The cold weather is on us now and with that comes the season of extremely low tides. This creates a great opportunity to locate great numbers of fish as they retreat to deep holes in the backcountry waters and creeks. Residential canals will hold good numbers of trout, snook and sheepshead. Find waters with good mudflats for better results as these areas tend to warm up faster and hold the heat to keep these fish active. Deep water docks will also be your go-to places during these cold front periods after they pass through. If wadding is possible, this is a great time to hit those isolated water bodies as the fish will be concentrated in the areas.
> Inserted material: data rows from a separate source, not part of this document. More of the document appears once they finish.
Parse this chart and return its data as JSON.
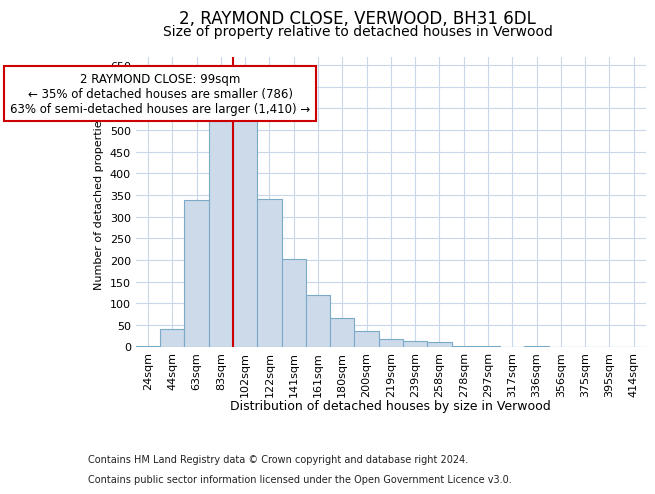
{
  "title1": "2, RAYMOND CLOSE, VERWOOD, BH31 6DL",
  "title2": "Size of property relative to detached houses in Verwood",
  "xlabel": "Distribution of detached houses by size in Verwood",
  "ylabel": "Number of detached properties",
  "footer1": "Contains HM Land Registry data © Crown copyright and database right 2024.",
  "footer2": "Contains public sector information licensed under the Open Government Licence v3.0.",
  "annotation_line1": "2 RAYMOND CLOSE: 99sqm",
  "annotation_line2": "← 35% of detached houses are smaller (786)",
  "annotation_line3": "63% of semi-detached houses are larger (1,410) →",
  "bar_color": "#ccdaea",
  "bar_edge_color": "#7aaac8",
  "grid_color": "#c8d8e8",
  "red_line_color": "#cc0000",
  "annotation_box_edge_color": "#cc0000",
  "background_color": "#ffffff",
  "categories": [
    "24sqm",
    "44sqm",
    "63sqm",
    "83sqm",
    "102sqm",
    "122sqm",
    "141sqm",
    "161sqm",
    "180sqm",
    "200sqm",
    "219sqm",
    "239sqm",
    "258sqm",
    "278sqm",
    "297sqm",
    "317sqm",
    "336sqm",
    "356sqm",
    "375sqm",
    "395sqm",
    "414sqm"
  ],
  "values": [
    2,
    40,
    338,
    520,
    535,
    340,
    202,
    118,
    65,
    35,
    17,
    12,
    10,
    2,
    2,
    0,
    2,
    0,
    0,
    0,
    0
  ],
  "red_line_index": 4,
  "ylim": [
    0,
    670
  ],
  "yticks": [
    0,
    50,
    100,
    150,
    200,
    250,
    300,
    350,
    400,
    450,
    500,
    550,
    600,
    650
  ],
  "title1_fontsize": 12,
  "title2_fontsize": 10,
  "ylabel_fontsize": 8,
  "xlabel_fontsize": 9,
  "tick_fontsize": 8,
  "footer_fontsize": 7
}
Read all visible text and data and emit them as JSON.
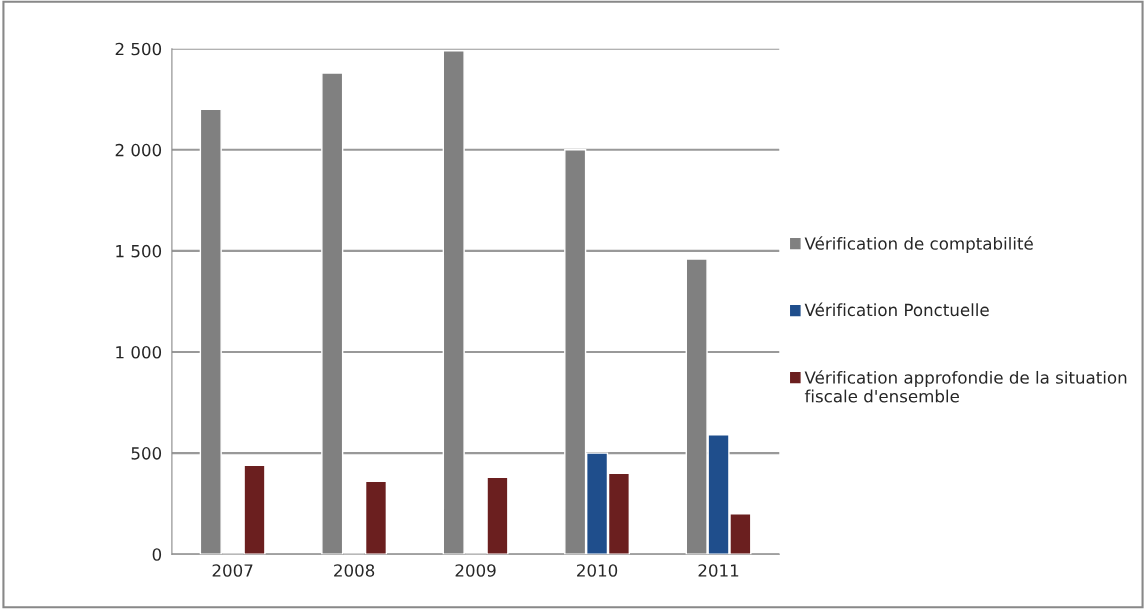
{
  "chart_data": {
    "type": "bar",
    "categories": [
      "2007",
      "2008",
      "2009",
      "2010",
      "2011"
    ],
    "series": [
      {
        "name": "Vérification de comptabilité",
        "color": "#808080",
        "values": [
          2200,
          2380,
          2490,
          2000,
          1460
        ]
      },
      {
        "name": "Vérification Ponctuelle",
        "color": "#1f4e8c",
        "values": [
          null,
          null,
          null,
          500,
          590
        ]
      },
      {
        "name": "Vérification approfondie de la situation fiscale d'ensemble",
        "color": "#6b1f1f",
        "values": [
          440,
          360,
          380,
          400,
          200
        ]
      }
    ],
    "ylim": [
      0,
      2500
    ],
    "yticks": [
      0,
      {
        "value": 500,
        "label": "500"
      },
      {
        "value": 1000,
        "label": "1 000"
      },
      {
        "value": 1500,
        "label": "1 500"
      },
      {
        "value": 2000,
        "label": "2 000"
      },
      {
        "value": 2500,
        "label": "2 500"
      }
    ],
    "grid": "y",
    "legend": "right"
  }
}
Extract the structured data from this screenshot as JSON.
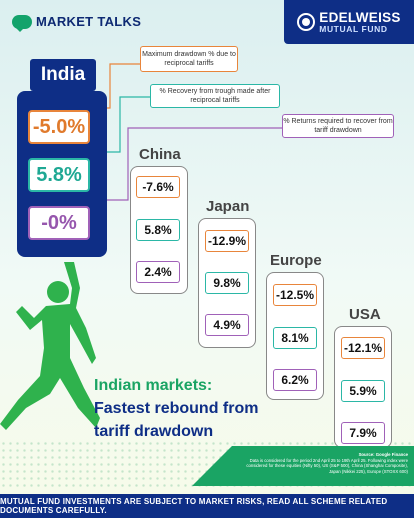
{
  "header": {
    "badge_label": "MARKET TALKS",
    "brand_name": "EDELWEISS",
    "brand_sub": "MUTUAL FUND"
  },
  "colors": {
    "navy": "#0e2e86",
    "orange": "#e8853b",
    "teal": "#2bb7a6",
    "purple": "#a061b8",
    "green": "#1aa464",
    "runner": "#2fb24d"
  },
  "legend": {
    "drawdown": "Maximum drawdown % due to reciprocal tariffs",
    "recovery": "% Recovery from trough made after reciprocal tariffs",
    "required": "% Returns required to recover from tariff drawdown"
  },
  "countries": [
    {
      "name": "India",
      "drawdown": "-5.0%",
      "recovery": "5.8%",
      "required": "-0%"
    },
    {
      "name": "China",
      "drawdown": "-7.6%",
      "recovery": "5.8%",
      "required": "2.4%"
    },
    {
      "name": "Japan",
      "drawdown": "-12.9%",
      "recovery": "9.8%",
      "required": "4.9%"
    },
    {
      "name": "Europe",
      "drawdown": "-12.5%",
      "recovery": "8.1%",
      "required": "6.2%"
    },
    {
      "name": "USA",
      "drawdown": "-12.1%",
      "recovery": "5.9%",
      "required": "7.9%"
    }
  ],
  "headline": {
    "line1": "Indian markets:",
    "line2": "Fastest rebound from",
    "line3": "tariff drawdown"
  },
  "source": {
    "title": "Source: Google Finance",
    "body": "Data is considered for the period 2nd April 25 to 19th April 25. Following index were considered for these equities (Nifty 50), US (S&P 500), China (Shanghai Composite), Japan (Nikkei 225), Europe (STOXX 600)"
  },
  "footer": "MUTUAL FUND INVESTMENTS ARE SUBJECT TO MARKET RISKS, READ ALL SCHEME RELATED DOCUMENTS CAREFULLY."
}
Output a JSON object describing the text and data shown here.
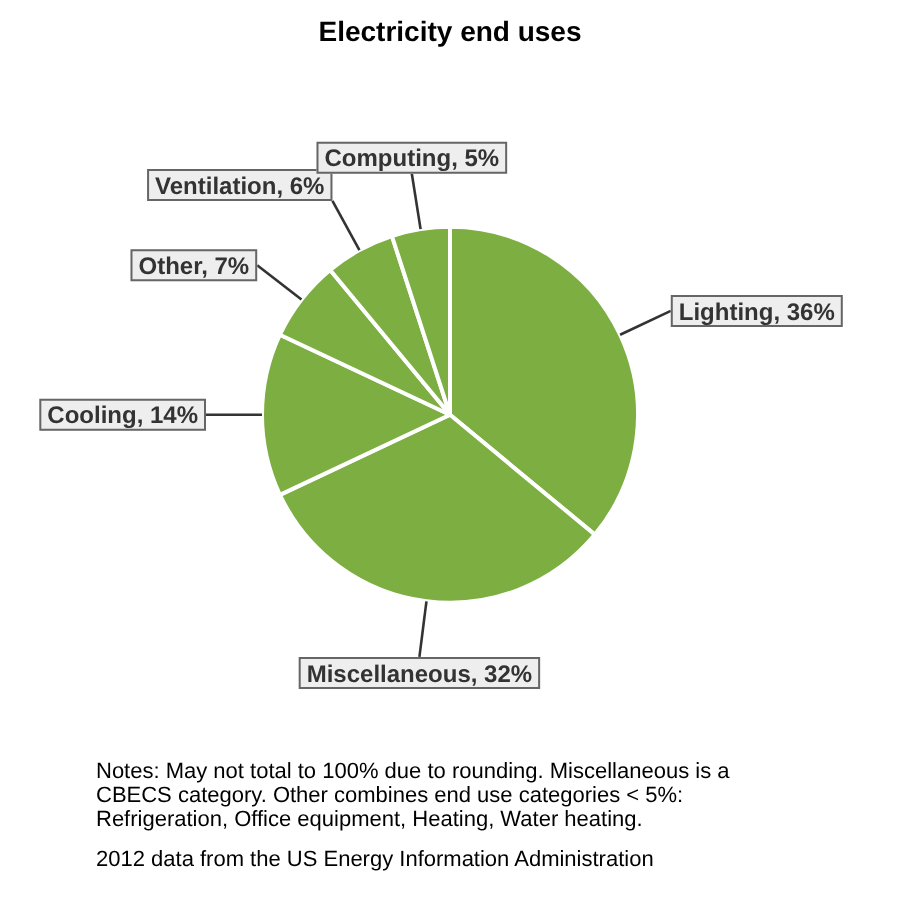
{
  "chart_data": {
    "type": "pie",
    "title": "Electricity end uses",
    "categories": [
      "Lighting",
      "Miscellaneous",
      "Cooling",
      "Other",
      "Ventilation",
      "Computing"
    ],
    "values": [
      36,
      32,
      14,
      7,
      6,
      5
    ],
    "colors": [
      "#7cae42",
      "#7cae42",
      "#7cae42",
      "#7cae42",
      "#7cae42",
      "#7cae42"
    ],
    "value_labels": [
      "36%",
      "32%",
      "14%",
      "7%",
      "6%",
      "5%"
    ],
    "legend": false,
    "annotations": [
      "Notes: May not total to 100% due to rounding. Miscellaneous is a CBECS category. Other combines end use categories < 5%: Refrigeration, Office equipment, Heating, Water heating.",
      "2012 data from the US Energy Information Administration"
    ]
  }
}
Be very stealthy in your approach and throw shrimp or plastic jigs in these areas. Break out those waders and find the holes and channels.
Shrimp will be the go-to bait of choice, but artificial baits work great this time of year as well. Shrimp hooked on a 1/0 circle hook should yield good numbers of trout and redfish this time of year. Trout, reds and snook are holding well in the residential canals around docks and centers of the channels when the tides are low. You can rig them on a jig head by threading them on backwards with the head hanging loose. Pull the tail off and remove some of the shell to make them a little easier for the fish to eat and smell. You can also hook the shrimp on a 1/0 hook through the tail and add a small split shot weight to get them down to the fish. A popping cork is always fun for trout and works great on the shallow flats. Hook a shrimp or even a DOA plastic shrimp for great success.
Be very careful when fishing falling tides as the water level will fall out and potentially leave you high and dry until the next incoming tide.